When Western New York’s philanthropic community, united under the banner of the WNY COVID-19 Community Response Fund, turned its attention from immediate responses to COVID-19 to longer-term pandemic recovery, it saw the opportunity to address issues that perpetuated inequity across the region. This gave rise to the Moving Forward Together initiative, which seeks to create system- and community-wide change by funding community innovations through responsive grants and community collaborations.
The WNY Digital Equity Coalition is one such community collaboration. Comprising representatives from community-based organizations, business, government, school districts, higher education, philanthropy, and unaffiliated community members, the coalition seeks to promote digital inclusion and digital equity for all Western New Yorkers. The Coalition was first convened in September 2020, and currently meets monthly as a full coalition, with committees meeting in between.
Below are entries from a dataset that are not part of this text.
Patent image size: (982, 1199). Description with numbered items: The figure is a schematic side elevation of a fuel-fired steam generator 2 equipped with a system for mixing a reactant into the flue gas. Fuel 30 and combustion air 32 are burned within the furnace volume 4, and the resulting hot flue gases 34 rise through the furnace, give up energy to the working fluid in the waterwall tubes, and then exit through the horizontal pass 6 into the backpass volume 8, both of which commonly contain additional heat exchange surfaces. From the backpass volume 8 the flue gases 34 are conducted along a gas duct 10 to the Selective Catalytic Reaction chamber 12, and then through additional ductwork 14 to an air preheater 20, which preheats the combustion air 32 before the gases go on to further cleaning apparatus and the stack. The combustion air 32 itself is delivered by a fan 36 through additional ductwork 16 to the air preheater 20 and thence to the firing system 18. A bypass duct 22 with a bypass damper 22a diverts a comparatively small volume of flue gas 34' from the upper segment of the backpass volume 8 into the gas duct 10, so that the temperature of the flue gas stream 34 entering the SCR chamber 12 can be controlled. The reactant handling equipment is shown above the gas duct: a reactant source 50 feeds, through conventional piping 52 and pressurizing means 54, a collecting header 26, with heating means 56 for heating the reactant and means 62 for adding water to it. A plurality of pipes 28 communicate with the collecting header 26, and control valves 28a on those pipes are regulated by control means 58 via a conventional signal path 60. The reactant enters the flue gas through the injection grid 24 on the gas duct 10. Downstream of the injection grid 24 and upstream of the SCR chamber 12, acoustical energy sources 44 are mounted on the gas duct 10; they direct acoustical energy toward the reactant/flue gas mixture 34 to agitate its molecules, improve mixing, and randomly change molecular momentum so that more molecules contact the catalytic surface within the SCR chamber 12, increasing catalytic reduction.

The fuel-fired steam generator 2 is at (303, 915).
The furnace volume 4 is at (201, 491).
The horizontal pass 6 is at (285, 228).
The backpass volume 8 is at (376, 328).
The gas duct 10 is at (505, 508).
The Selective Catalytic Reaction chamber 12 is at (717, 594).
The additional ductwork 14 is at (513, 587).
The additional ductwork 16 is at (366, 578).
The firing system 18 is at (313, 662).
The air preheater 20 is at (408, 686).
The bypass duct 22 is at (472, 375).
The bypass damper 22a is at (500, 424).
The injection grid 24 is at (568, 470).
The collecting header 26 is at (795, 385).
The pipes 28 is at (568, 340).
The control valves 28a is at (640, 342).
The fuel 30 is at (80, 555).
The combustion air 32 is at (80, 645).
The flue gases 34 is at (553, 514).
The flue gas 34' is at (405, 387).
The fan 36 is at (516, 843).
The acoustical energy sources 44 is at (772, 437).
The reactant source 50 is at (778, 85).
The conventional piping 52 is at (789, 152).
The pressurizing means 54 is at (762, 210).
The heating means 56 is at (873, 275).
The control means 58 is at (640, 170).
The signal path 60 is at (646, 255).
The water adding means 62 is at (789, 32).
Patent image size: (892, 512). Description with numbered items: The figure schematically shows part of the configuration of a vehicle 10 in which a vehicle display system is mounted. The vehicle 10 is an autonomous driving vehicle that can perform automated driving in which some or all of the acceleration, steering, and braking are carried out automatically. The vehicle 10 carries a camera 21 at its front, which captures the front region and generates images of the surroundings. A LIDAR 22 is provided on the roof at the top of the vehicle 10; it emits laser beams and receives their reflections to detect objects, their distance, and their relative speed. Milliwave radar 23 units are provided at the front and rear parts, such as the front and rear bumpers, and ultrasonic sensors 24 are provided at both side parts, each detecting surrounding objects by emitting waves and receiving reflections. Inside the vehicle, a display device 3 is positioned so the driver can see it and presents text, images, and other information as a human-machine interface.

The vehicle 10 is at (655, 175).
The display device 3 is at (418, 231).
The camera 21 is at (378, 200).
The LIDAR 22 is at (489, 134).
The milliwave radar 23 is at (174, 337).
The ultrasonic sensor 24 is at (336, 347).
What is digital inclusion?
We take our lead on definitions from the National Digital Inclusion Alliance:
“Digital Inclusion refers to the activities necessary to ensure that all individuals and communities, including the most disadvantaged, have access to and use of Information and Communication Technologies (ICTs). This includes 5 elements: 1) affordable, robust broadband internet service; 2) internet-enabled devices that meet the needs of the user; 3) access to digital literacy training; 4) quality technical support; and 5) applications and online content designed to enable and encourage self-sufficiency, participation and collaboration. Digital Inclusion must evolve as technology advances. Digital Inclusion requires intentional strategies and investments to reduce and eliminate historical, institutional and structural barriers to access and use technology.”
What is digital equity?
Again, from NDIA:
“Digital Equity is a condition in which all individuals and communities have the information technology capacity needed for full participation in our society, democracy and economy. Digital Equity is necessary for civic and cultural participation, employment, lifelong learning, and access to essential services.”